I have a rather morbid fascination for graveyards, so imagine my delight when a Parisian I chatted to on the number 95 bus in Paris recommended a visit to the Cimetière de Montmartre. It was also within walking distance of our apartment, so I was very keen to go there.
Montmartre Cemetery opened in 1825 and covers nearly 25 acres. It was built in the hollow of an old quarry so is below street level, yet, despite having a major road running over the top of it, it is surprisingly peaceful.
The first thing I noticed was the popularity of mausoleums for family interments. A lot of the mausoleums were old and run down and, as it was a wet and dreary day, I felt as though I’d walked onto the set of a Hammer horror movie.
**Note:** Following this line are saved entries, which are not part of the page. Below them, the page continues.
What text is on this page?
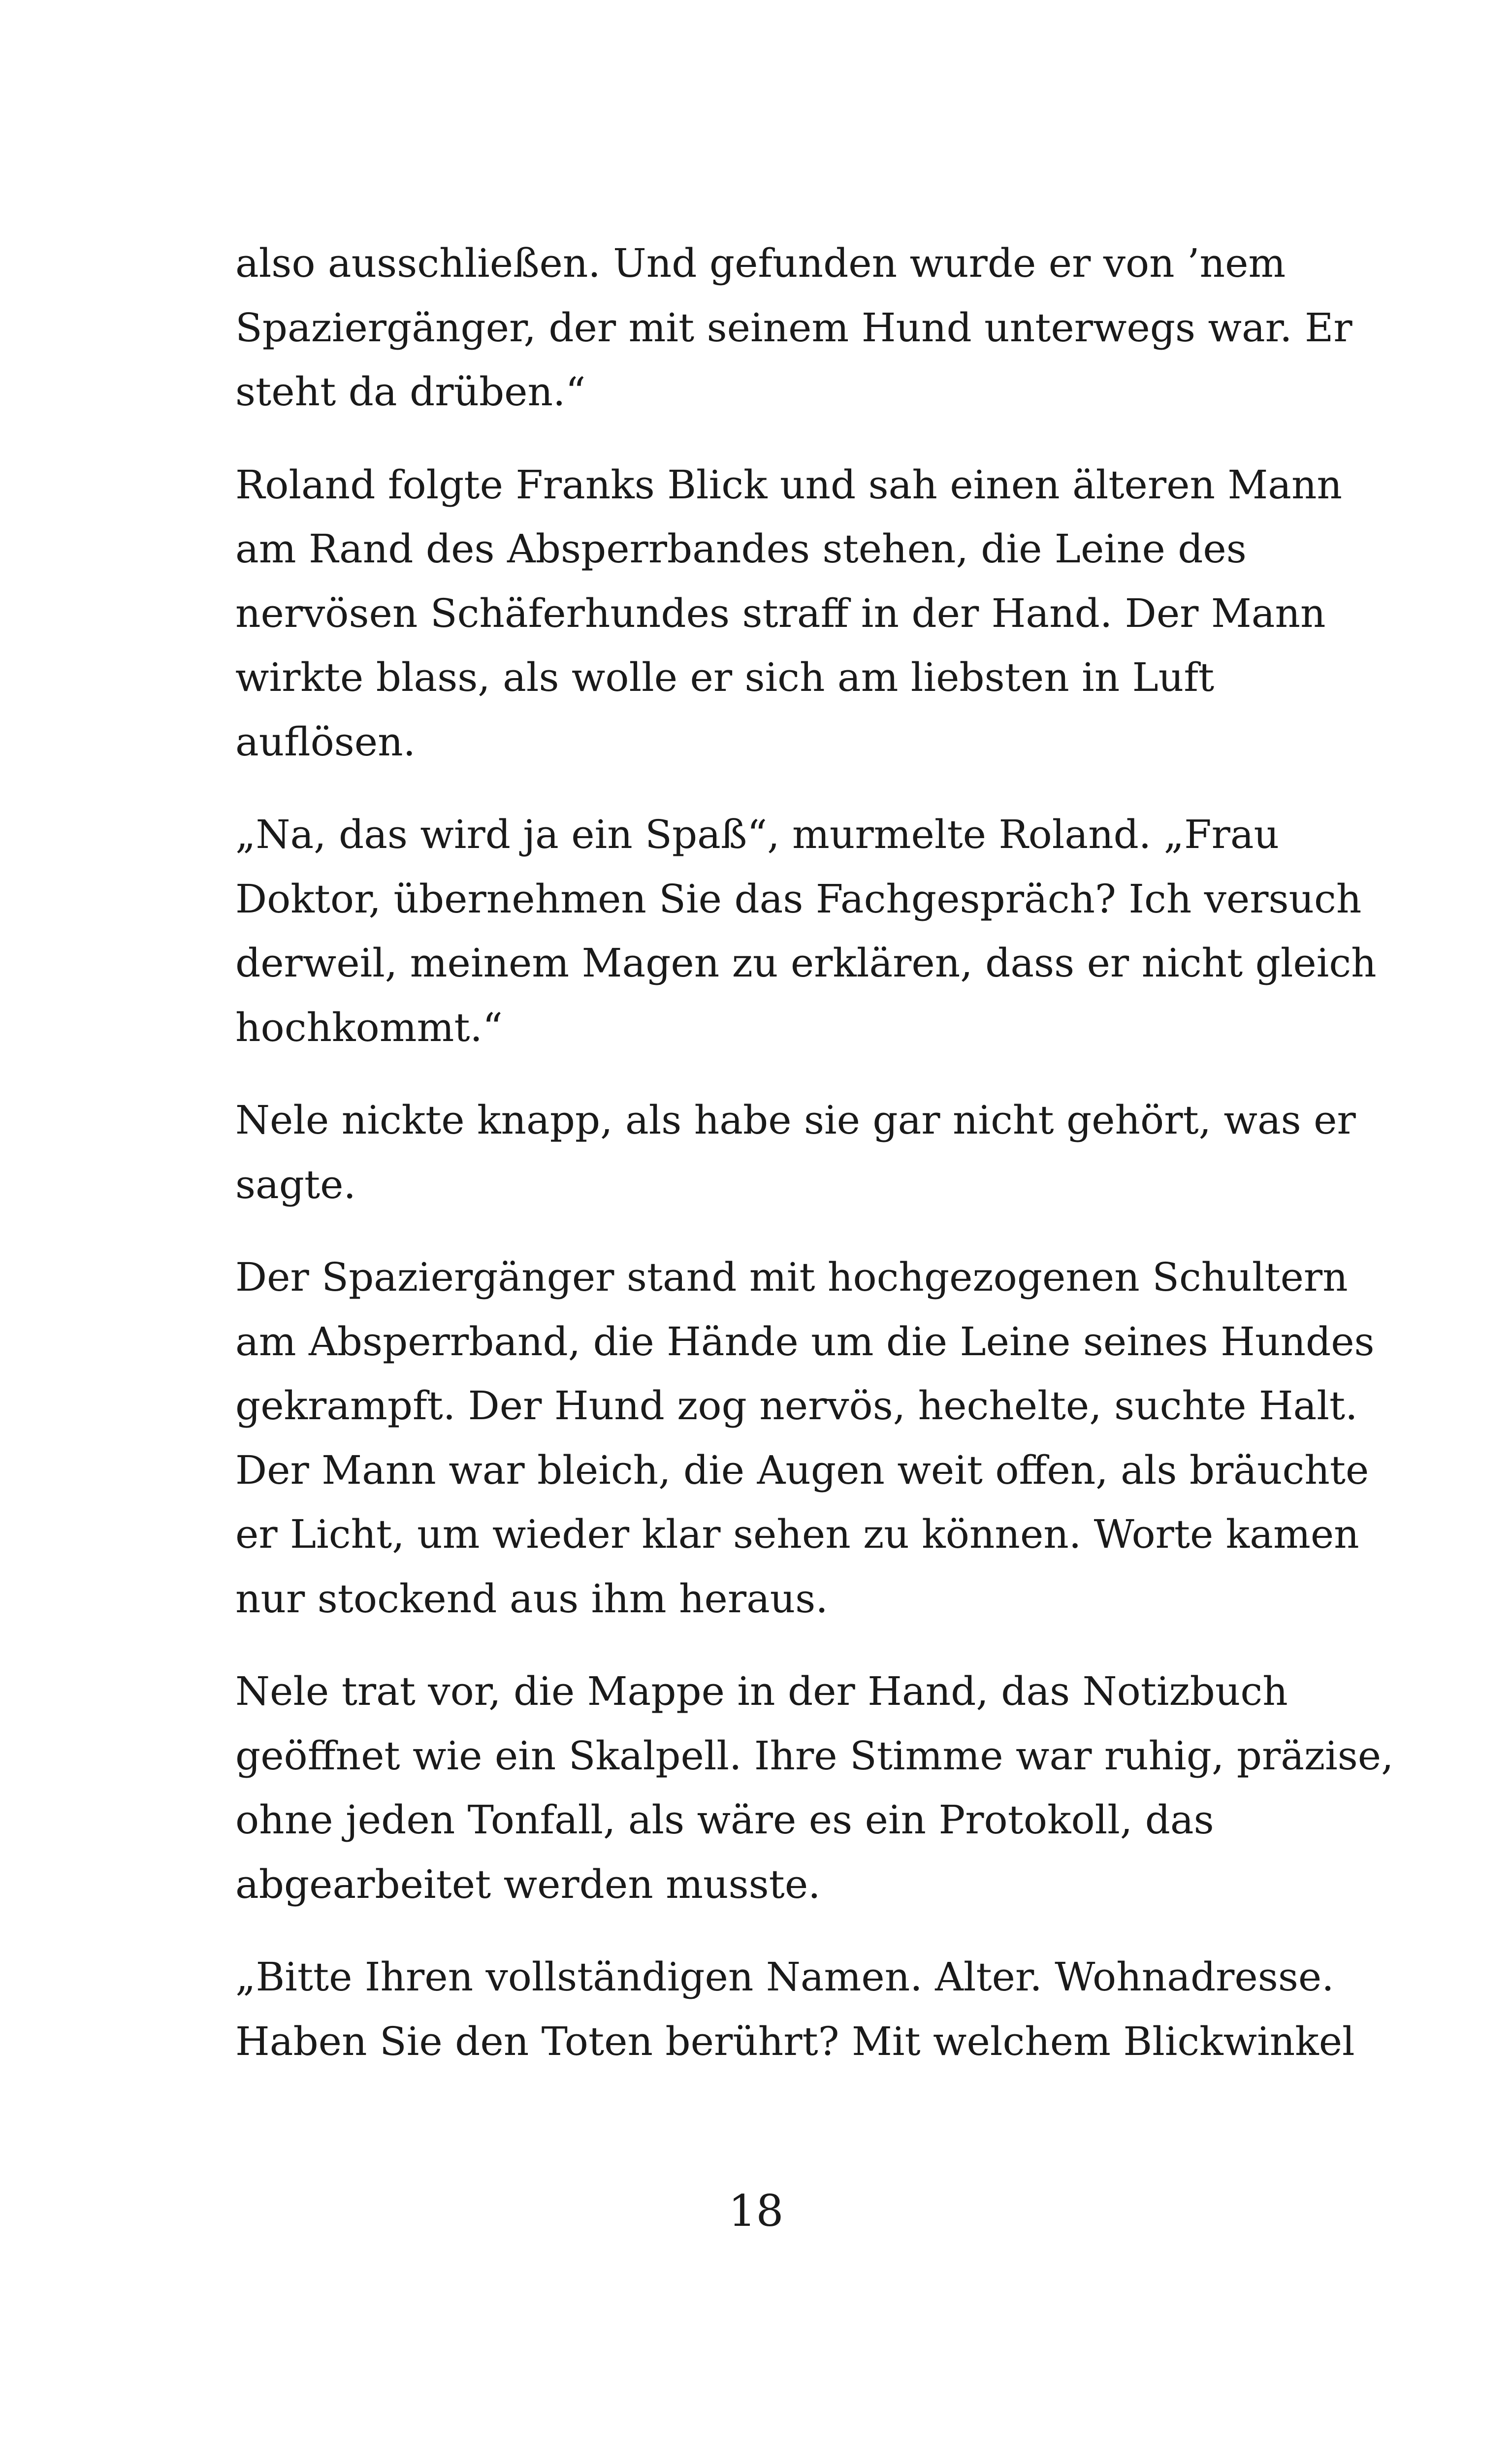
also ausschließen. Und gefunden wurde er von ’nem
Spaziergänger, der mit seinem Hund unterwegs war. Er
steht da drüben.“

Roland folgte Franks Blick und sah einen älteren Mann
am Rand des Absperrbandes stehen, die Leine des
nervösen Schäferhundes straff in der Hand. Der Mann
wirkte blass, als wolle er sich am liebsten in Luft
auflösen.

„Na, das wird ja ein Spaß“, murmelte Roland. „Frau
Doktor, übernehmen Sie das Fachgespräch? Ich versuch
derweil, meinem Magen zu erklären, dass er nicht gleich
hochkommt.“

Nele nickte knapp, als habe sie gar nicht gehört, was er
sagte.

Der Spaziergänger stand mit hochgezogenen Schultern
am Absperrband, die Hände um die Leine seines Hundes
gekrampft. Der Hund zog nervös, hechelte, suchte Halt.
Der Mann war bleich, die Augen weit offen, als bräuchte
er Licht, um wieder klar sehen zu können. Worte kamen
nur stockend aus ihm heraus.

Nele trat vor, die Mappe in der Hand, das Notizbuch
geöffnet wie ein Skalpell. Ihre Stimme war ruhig, präzise,
ohne jeden Tonfall, als wäre es ein Protokoll, das
abgearbeitet werden musste.

„Bitte Ihren vollständigen Namen. Alter. Wohnadresse.
Haben Sie den Toten berührt? Mit welchem Blickwinkel

18
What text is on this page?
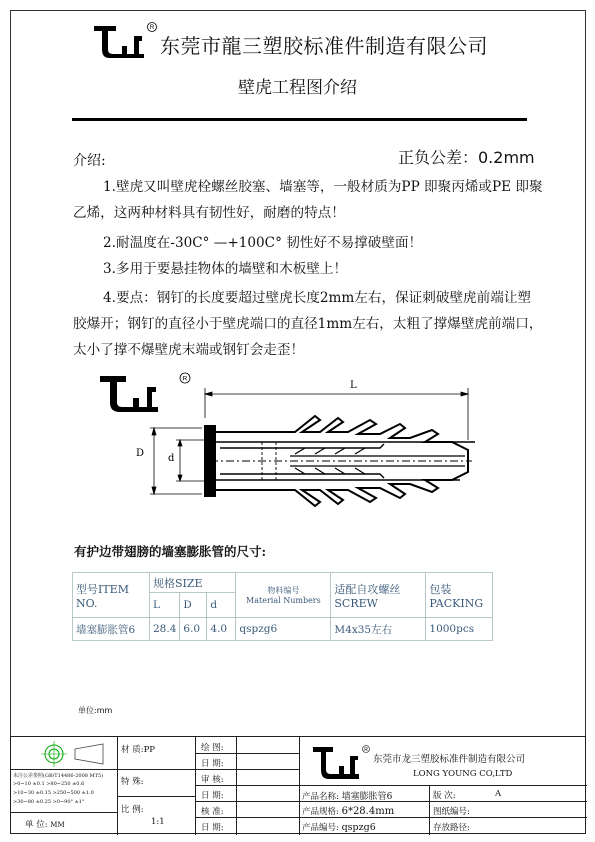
R
东莞市龍三塑胶标准件制造有限公司
壁虎工程图介绍
正负公差：0.2mm
介绍:
1.壁虎又叫壁虎栓螺丝胶塞、墙塞等，一般材质为PP 即聚丙烯或PE 即聚乙烯，这两种材料具有韧性好，耐磨的特点！
2.耐温度在-30C° —+100C° 韧性好不易撑破壁面！
3.多用于要悬挂物体的墙壁和木板壁上！
4.要点：钢钉的长度要超过壁虎长度2mm左右，保证刺破壁虎前端让塑胶爆开；钢钉的直径小于壁虎端口的直径1mm左右，太粗了撑爆壁虎前端口，太小了撑不爆壁虎末端或钢钉会走歪！
R
L
D d
有护边带翅膀的墙塞膨胀管的尺寸:
型号ITEM NO.	规格SIZE			物料编号
Material Numbers	适配自攻螺丝 SCREW	包装 PACKING
	L	D	d			
墙塞膨胀管6	28.4	6.0	4.0	qspzg6	M4x35左右	1000pcs
单位:mm
未注公差参照(GB/T14486-2008 MT5)
>0~10 ±0.1 >80~250 ±0.6
>10~30 ±0.15 >250~500 ±1.0
>30~80 ±0.25 >0~90° ±1°
单 位: MM
材 质:PP
特 殊:
比 例:
1:1
绘 图:
日 期:
审 核:
日 期:
核 准:
日 期:
R
东莞市龙三塑胶标准件制造有限公司
LONG YOUNG CO,LTD
产品名称: 墙塞膨胀管6
产品规格: 6*28.4mm
产品编号: qspzg6
版 次:	A
图纸编号:
存放路径:
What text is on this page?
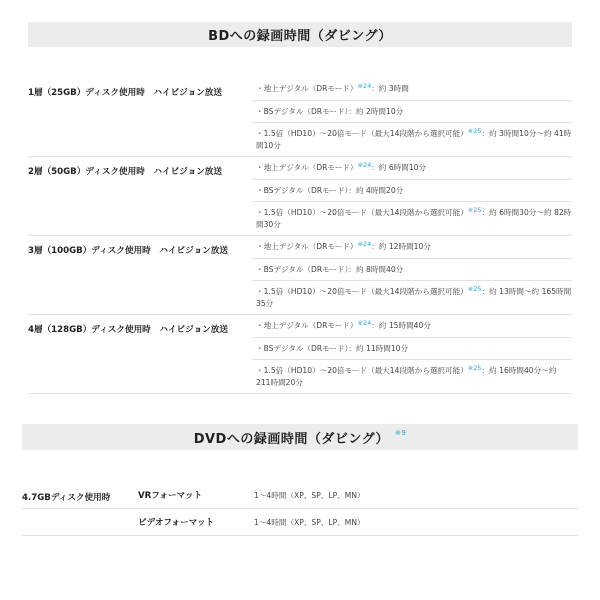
BDへの録画時間（ダビング）
1層（25GB）ディスク使用時　ハイビジョン放送	・地上デジタル（DRモード）※24：約 3時間
・BSデジタル（DRモード）：約 2時間10分
・1.5倍（HD10）～20倍モード（最大14段階から選択可能）※25：約 3時間10分～約 41時間10分
2層（50GB）ディスク使用時　ハイビジョン放送	・地上デジタル（DRモード）※24：約 6時間10分
・BSデジタル（DRモード）：約 4時間20分
・1.5倍（HD10）～20倍モード（最大14段階から選択可能）※25：約 6時間30分～約 82時間30分
3層（100GB）ディスク使用時　ハイビジョン放送	・地上デジタル（DRモード）※24：約 12時間10分
・BSデジタル（DRモード）：約 8時間40分
・1.5倍（HD10）～20倍モード（最大14段階から選択可能）※25：約 13時間～約 165時間35分
4層（128GB）ディスク使用時　ハイビジョン放送	・地上デジタル（DRモード）※24：約 15時間40分
・BSデジタル（DRモード）：約 11時間10分
・1.5倍（HD10）～20倍モード（最大14段階から選択可能）※25：約 16時間40分～約 211時間20分
DVDへの録画時間（ダビング） ※9
4.7GBディスク使用時	VRフォーマット	1～4時間（XP、SP、LP、MN）
ビデオフォーマット	1～4時間（XP、SP、LP、MN）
Many famous people have been buried here, but the grave I particularly wanted to see was that of the artist and sculptor Edgar Degas (1834–1917). His final resting place was a modest mausoleum for the ‘Famille De Gas’, featuring a relief sculpture of an artist wearing a beret.
The most flamboyant grave was that of Dalida, consisting of a life sized statue with rays of sunlight radiating around her head. I must confess, I’d never heard of her before, but I later discovered that she was a famous singer who sang in more than ten languages. Originally from Egypt, she’d lived in France since she was 20 years old. Sadly, most of the men in her life had committed suicide, and this tragic diva took her own life on 3 May 1987 at the age of 54.
Among the other graves that caught my eye were: the larger than life-sized statue of a seated nude man that left nothing to the imagination; an all-glass mausoleum (also leaving nothing to the imagination); and the grave of a director with what looked like three promotional photographs and his occupation underneath – was he seeking publicity even after death?
I’d recommend a visit to Montmartre Cemetery for anyone with a passing interest in graveyards, sculpture or history. It’s a fascinating place to while away a few hours and doesn’t cost a penny!